2.4. Displaying XUL Files as Chrome

Figure 2-2 shows the XUL file in Example 2-4 loaded into the browser's main content area. The example features a label widget and an image, both situated within a vbox that lays them out properly in the available space. These widgets make up the chrome of your application, the Mozilla user interface that can refer to itself and its resources with the special chrome:// URL.

This example is starting to show off some of the nice features of XPFE programming, but it still isn't an application yet. Among other things, you probably don't want your code to live inside the browser window forever. As it grows, you may also want to divide it into sensible parts -- a XUL file, a separate stylesheet, and a script file, for example. The rest of this chapter explains how to organize and package the code in Example 2-4 and launch it as a standalone window by using the -chrome option when launching Mozilla.

Launching a XUL file by using the chrome switch requires that you register your application in the chrome registry so that Mozilla sees and recognizes it. The Section 2.5.6 section later in this chapter provides more information about the chrome environment and how to register this sample application.
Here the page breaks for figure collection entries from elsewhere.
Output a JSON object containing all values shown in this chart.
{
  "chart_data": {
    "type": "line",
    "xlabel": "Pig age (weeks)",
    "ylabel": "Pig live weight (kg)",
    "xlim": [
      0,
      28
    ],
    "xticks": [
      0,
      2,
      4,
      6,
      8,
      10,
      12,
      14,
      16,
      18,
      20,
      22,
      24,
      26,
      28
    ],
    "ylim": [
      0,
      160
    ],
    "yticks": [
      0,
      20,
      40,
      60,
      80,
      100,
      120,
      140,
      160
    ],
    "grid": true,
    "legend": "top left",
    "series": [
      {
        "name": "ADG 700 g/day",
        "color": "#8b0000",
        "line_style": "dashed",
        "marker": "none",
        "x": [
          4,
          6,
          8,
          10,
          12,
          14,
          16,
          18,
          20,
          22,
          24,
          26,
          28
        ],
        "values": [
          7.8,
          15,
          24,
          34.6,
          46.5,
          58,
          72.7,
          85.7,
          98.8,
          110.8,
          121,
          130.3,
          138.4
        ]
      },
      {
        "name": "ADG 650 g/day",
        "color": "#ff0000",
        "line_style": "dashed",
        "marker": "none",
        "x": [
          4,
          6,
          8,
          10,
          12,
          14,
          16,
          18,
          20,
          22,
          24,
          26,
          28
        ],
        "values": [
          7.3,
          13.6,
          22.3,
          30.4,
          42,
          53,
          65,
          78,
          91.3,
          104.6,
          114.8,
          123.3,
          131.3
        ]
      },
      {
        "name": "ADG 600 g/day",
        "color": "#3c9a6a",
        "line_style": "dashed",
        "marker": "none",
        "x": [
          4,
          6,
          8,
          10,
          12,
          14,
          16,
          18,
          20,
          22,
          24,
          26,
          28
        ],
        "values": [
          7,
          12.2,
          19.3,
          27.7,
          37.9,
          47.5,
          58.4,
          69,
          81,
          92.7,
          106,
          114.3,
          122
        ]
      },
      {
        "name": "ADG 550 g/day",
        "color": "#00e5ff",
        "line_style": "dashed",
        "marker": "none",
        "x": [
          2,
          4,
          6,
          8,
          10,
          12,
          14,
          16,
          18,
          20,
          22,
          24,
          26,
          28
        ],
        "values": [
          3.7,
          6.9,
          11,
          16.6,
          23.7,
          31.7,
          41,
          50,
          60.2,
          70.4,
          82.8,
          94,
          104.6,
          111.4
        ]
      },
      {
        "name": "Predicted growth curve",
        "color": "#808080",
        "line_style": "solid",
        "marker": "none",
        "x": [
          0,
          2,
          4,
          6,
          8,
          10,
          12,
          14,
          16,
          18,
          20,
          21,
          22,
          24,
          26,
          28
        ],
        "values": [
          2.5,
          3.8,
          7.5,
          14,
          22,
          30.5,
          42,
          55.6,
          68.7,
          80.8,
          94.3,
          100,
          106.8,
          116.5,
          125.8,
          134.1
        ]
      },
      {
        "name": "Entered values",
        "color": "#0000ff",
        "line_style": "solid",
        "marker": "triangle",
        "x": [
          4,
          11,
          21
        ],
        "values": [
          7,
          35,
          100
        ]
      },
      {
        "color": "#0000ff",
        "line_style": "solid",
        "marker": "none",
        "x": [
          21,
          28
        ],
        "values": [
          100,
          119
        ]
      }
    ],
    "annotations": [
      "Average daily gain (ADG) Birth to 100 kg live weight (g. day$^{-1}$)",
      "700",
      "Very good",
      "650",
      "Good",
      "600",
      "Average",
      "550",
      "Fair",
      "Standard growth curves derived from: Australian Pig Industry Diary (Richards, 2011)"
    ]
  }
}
Although this example hasn't been registered yet, we want to give you a preview of what it will look like when launched in a standalone window so you can compare it with how the same XUL file looks when loaded into the browser window. When you do launch the example by using the -chrome option (as described later in this chapter in the section Section 2.6), you will see the window displayed in Figure 2-3.

Figure 2-3. The second Hello xFly example launched in its own window

Using the -chrome option tells Mozilla to display the specified file (in this case, the code from Example 2-4) as a standalone application rather than as content within a browser window. The file itself is the same regardless of how it is loaded, but the results differ depending on what you tell Mozilla to do with the file.

Displaying a XUL file in its own chrome window makes it more independent and breaks the link to the browser content area that is present when you use the File > Open File... method. Launching standalone windows, accompanied by the JavaScript window.openDialog function explained later in this chapter, opens up much more flexible window display options for your application.